A falta de libertades, en aquel tiempo te tenías que meter a cualquier organización para poder pertenecer a algo, o hacerte monaguillo. Lo cierto y verdad es que un tal Felipe González, famoso por sus zamarras de pana y un morrito que daba el cante, fue el segundo Presidente de Gobierno que tuvimos en democracia.
Procedía el moreno de una Sevilla de eche usted romero, que va a pasar la Virgen, donde haría los primeros pinitos políticos en la clandestinidad junto a un grupo de amigos conocido en clave secreta como “el clan de la tortilla”, para disimular. Eran al parecer consumados expertos en la cosa de la sartén y los huevos, pero eso sí, dicen las abuelas del lugar que después de cada merienda dejaban el parque de María Luisa hecho una penita.
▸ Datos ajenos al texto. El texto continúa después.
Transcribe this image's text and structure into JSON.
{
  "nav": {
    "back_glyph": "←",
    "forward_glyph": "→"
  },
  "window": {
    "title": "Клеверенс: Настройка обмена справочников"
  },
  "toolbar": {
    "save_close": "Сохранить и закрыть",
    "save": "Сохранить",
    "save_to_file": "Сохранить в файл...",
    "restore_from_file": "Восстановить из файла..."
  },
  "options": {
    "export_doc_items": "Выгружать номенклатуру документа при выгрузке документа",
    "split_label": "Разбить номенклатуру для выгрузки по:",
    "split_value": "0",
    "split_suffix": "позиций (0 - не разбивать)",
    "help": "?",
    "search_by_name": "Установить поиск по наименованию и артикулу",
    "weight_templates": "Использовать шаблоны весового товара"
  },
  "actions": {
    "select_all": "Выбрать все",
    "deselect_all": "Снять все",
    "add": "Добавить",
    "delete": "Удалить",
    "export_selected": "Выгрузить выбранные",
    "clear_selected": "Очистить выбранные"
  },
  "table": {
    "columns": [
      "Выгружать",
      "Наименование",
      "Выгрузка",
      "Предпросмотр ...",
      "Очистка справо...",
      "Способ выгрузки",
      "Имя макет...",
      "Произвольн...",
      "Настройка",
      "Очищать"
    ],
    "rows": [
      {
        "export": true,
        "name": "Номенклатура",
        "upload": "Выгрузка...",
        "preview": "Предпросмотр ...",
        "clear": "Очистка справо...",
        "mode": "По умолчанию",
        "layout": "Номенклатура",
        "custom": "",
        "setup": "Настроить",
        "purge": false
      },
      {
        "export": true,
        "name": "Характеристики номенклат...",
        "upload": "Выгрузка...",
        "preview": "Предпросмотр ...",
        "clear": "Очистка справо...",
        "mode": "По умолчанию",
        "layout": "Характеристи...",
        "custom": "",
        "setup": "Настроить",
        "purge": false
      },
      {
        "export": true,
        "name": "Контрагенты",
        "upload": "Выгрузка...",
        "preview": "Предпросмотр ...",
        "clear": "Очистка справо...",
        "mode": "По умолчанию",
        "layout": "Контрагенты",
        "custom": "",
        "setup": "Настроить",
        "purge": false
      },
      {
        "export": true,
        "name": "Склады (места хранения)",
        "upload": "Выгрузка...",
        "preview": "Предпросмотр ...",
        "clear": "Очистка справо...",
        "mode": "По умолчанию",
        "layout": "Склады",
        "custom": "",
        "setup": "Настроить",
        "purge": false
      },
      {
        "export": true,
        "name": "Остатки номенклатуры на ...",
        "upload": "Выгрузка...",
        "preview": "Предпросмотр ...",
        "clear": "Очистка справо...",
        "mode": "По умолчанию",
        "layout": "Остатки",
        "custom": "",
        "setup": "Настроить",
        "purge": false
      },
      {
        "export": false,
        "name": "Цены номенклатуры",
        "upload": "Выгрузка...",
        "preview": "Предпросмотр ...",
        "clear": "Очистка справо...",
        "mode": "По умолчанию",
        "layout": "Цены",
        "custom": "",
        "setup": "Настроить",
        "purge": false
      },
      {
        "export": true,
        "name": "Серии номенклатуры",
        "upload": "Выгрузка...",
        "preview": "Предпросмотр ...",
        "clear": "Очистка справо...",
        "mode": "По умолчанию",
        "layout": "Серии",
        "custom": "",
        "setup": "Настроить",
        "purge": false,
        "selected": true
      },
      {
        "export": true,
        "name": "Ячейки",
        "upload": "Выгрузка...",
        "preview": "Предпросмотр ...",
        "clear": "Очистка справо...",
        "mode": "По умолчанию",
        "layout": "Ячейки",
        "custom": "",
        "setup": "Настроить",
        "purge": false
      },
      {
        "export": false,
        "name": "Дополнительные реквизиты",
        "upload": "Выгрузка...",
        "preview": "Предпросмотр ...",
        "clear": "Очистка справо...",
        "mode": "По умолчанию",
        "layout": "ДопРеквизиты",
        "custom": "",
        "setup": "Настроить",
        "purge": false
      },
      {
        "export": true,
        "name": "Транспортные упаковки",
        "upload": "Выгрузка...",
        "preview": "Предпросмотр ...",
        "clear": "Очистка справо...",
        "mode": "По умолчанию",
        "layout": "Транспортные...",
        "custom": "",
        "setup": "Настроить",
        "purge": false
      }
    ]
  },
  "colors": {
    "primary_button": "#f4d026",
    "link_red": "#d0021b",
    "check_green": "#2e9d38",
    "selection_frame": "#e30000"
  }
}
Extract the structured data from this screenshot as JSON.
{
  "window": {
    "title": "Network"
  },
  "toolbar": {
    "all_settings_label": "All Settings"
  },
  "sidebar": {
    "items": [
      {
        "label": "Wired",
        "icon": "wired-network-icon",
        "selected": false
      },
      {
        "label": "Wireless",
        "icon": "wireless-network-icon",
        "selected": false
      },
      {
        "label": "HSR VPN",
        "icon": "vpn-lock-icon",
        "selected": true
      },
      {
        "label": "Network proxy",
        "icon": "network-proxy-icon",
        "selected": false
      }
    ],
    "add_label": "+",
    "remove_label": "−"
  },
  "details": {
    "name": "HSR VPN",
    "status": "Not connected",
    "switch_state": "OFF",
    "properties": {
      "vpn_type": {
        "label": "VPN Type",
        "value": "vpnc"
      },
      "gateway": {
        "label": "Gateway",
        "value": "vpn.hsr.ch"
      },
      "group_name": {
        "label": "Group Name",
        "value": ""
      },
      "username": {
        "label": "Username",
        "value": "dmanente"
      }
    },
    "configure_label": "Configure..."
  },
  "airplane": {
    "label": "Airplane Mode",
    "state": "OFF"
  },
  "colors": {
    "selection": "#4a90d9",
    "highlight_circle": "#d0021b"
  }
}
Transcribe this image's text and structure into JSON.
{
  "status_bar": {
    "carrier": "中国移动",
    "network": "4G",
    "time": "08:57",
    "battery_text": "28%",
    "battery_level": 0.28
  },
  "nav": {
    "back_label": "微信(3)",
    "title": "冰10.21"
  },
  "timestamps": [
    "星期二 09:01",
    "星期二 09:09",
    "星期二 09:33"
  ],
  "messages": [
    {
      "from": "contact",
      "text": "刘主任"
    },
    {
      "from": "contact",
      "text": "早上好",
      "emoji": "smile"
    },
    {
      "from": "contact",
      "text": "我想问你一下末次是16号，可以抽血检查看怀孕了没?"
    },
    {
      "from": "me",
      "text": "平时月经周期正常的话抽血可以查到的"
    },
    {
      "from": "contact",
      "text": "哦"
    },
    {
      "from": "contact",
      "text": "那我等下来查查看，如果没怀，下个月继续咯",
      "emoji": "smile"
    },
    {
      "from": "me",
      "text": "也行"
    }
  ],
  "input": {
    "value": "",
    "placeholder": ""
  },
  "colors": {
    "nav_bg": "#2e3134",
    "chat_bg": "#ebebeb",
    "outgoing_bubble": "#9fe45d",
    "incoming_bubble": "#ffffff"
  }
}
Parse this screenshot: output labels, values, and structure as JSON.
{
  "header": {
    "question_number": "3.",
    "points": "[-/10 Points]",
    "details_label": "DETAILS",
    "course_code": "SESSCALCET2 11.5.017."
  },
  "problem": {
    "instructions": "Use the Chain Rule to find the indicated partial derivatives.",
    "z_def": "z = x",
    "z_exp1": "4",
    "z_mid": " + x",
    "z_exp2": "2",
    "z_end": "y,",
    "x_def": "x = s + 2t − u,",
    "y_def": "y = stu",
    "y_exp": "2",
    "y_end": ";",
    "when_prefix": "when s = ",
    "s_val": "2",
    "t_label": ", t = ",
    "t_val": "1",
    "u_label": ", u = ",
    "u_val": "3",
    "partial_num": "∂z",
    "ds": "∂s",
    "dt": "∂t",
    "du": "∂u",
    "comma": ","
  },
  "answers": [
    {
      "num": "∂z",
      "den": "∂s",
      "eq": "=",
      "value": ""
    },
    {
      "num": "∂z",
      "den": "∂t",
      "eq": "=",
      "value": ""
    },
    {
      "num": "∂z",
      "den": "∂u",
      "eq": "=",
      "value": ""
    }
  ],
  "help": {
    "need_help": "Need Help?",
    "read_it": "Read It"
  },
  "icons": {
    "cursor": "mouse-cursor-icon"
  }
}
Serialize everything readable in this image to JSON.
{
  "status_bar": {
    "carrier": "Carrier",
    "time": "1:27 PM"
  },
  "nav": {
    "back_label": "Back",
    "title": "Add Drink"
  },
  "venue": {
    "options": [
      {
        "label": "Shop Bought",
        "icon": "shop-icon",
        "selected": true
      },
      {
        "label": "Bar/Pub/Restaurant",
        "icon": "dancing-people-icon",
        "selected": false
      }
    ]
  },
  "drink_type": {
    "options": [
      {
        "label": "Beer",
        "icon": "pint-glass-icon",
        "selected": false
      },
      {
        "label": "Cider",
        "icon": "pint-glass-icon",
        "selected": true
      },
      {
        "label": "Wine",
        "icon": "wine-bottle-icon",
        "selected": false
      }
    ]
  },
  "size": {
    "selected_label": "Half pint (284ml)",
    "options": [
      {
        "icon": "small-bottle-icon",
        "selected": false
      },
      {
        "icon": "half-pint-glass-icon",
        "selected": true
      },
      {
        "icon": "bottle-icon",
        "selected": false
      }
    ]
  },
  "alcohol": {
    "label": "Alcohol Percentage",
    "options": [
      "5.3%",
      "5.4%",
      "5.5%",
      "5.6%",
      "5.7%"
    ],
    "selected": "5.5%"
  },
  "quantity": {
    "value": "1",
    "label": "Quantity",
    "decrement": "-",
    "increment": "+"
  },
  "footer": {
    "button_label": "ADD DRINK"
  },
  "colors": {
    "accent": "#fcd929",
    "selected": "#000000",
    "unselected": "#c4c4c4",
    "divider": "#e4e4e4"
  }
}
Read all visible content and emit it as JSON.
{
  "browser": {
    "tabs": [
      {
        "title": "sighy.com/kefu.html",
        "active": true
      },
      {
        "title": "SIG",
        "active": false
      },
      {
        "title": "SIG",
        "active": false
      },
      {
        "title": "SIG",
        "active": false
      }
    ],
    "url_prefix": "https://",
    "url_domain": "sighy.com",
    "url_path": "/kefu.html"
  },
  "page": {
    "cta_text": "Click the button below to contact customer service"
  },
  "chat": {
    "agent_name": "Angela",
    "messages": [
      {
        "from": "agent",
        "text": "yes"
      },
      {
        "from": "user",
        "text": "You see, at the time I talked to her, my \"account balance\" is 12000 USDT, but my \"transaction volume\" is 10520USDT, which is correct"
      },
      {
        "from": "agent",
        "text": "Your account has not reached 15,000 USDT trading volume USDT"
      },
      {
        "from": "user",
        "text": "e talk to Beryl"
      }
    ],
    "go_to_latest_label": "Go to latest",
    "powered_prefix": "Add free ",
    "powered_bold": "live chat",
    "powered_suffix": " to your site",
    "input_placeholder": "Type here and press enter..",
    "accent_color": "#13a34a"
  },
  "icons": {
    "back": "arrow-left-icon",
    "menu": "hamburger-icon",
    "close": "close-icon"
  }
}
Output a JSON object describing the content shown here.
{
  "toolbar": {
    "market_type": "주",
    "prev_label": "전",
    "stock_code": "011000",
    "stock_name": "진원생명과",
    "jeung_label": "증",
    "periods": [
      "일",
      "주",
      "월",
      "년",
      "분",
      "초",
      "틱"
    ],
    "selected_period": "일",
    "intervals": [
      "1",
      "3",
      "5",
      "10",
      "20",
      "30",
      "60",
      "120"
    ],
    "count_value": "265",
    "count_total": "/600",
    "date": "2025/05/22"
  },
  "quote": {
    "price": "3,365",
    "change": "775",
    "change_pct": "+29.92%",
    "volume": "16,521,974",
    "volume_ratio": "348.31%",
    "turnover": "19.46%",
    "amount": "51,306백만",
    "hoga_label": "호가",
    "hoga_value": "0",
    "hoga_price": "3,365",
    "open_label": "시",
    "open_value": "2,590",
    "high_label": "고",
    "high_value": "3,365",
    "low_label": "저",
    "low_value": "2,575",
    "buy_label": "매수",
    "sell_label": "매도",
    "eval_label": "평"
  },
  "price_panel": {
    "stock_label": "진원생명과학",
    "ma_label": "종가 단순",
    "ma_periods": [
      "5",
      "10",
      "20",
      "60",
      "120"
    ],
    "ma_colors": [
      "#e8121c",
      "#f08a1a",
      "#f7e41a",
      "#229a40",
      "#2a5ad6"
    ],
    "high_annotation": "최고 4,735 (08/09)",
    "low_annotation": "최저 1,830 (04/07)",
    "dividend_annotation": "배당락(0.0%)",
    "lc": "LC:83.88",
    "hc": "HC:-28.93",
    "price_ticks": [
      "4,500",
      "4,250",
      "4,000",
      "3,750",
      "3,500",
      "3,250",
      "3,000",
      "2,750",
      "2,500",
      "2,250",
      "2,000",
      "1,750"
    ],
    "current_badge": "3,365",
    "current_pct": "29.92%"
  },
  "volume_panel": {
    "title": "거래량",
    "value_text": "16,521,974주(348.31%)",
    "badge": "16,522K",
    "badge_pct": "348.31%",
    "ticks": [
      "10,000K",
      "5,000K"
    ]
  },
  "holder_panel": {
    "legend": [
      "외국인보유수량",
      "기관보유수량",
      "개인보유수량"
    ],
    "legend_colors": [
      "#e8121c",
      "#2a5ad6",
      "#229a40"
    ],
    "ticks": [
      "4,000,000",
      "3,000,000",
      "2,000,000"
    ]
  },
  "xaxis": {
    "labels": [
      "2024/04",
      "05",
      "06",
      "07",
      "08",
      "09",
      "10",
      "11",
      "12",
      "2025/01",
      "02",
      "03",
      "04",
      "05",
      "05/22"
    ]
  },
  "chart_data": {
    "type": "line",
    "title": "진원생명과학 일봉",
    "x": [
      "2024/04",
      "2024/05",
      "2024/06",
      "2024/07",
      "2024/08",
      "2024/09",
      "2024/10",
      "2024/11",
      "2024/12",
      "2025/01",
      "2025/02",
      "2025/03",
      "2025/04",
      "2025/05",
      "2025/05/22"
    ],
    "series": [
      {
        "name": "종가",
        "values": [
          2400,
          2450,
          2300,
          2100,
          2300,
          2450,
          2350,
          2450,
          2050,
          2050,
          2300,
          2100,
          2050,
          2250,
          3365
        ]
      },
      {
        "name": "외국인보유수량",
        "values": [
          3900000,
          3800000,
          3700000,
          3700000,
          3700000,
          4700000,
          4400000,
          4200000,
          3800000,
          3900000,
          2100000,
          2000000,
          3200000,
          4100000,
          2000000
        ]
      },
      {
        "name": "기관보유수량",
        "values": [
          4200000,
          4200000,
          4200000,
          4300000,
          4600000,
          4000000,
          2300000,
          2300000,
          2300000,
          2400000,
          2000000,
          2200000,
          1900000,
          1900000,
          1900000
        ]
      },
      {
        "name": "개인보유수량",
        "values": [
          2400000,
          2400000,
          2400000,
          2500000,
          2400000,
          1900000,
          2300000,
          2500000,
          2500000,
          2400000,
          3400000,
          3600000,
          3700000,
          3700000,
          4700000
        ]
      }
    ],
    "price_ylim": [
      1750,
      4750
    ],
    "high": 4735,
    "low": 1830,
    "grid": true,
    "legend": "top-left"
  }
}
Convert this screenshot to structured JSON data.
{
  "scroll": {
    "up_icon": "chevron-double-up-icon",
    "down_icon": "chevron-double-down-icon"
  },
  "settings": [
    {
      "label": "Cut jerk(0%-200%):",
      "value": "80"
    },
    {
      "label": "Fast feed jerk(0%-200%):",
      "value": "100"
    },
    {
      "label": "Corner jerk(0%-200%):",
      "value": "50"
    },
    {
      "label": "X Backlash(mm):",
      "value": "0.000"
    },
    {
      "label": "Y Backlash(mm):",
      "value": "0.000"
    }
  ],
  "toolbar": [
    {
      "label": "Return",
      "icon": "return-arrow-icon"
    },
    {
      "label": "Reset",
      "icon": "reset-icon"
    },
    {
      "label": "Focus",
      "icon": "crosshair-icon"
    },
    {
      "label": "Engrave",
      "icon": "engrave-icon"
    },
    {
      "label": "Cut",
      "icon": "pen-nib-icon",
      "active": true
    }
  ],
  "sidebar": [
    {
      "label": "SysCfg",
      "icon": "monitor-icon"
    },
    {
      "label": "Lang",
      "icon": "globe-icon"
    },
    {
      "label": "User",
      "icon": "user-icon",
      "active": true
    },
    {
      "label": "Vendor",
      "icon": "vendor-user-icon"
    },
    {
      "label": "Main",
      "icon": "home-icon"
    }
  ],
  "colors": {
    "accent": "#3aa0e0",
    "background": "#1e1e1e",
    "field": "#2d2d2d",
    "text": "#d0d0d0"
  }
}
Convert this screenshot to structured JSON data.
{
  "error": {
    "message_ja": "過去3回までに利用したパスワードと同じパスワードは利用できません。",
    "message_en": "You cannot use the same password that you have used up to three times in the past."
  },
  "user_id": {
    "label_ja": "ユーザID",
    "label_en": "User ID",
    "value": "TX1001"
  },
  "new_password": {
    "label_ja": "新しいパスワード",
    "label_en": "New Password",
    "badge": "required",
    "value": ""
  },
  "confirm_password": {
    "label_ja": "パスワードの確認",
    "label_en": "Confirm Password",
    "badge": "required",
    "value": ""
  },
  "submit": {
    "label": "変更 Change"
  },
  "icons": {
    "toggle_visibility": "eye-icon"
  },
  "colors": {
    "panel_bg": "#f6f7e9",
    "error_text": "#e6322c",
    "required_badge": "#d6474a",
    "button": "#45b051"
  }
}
Utilizaban las reuniones y nombre en forma de clave para despistar a los servicios secretos tanto de la CIA como de la KGB, interesados al parecer en la fórmula del huevudo condimento.
Además de abogado, Felipe González era hijo de vaquero, esto es, que cuidaba vacas, por lo que no es de extrañar que al llegar al Parlamento a tomar posesión del cargo confundiera a los leones de la puerta con unas vacas de tu tierra y se liara a latigazos como si de un Indiana Jones cualquiera se tratara.
La cosa cambiaría al llegar a la Moncloa, donde su esposa, Carmen, le pondría las pilas, como a todo hombre que se precie, y no miro a nadie.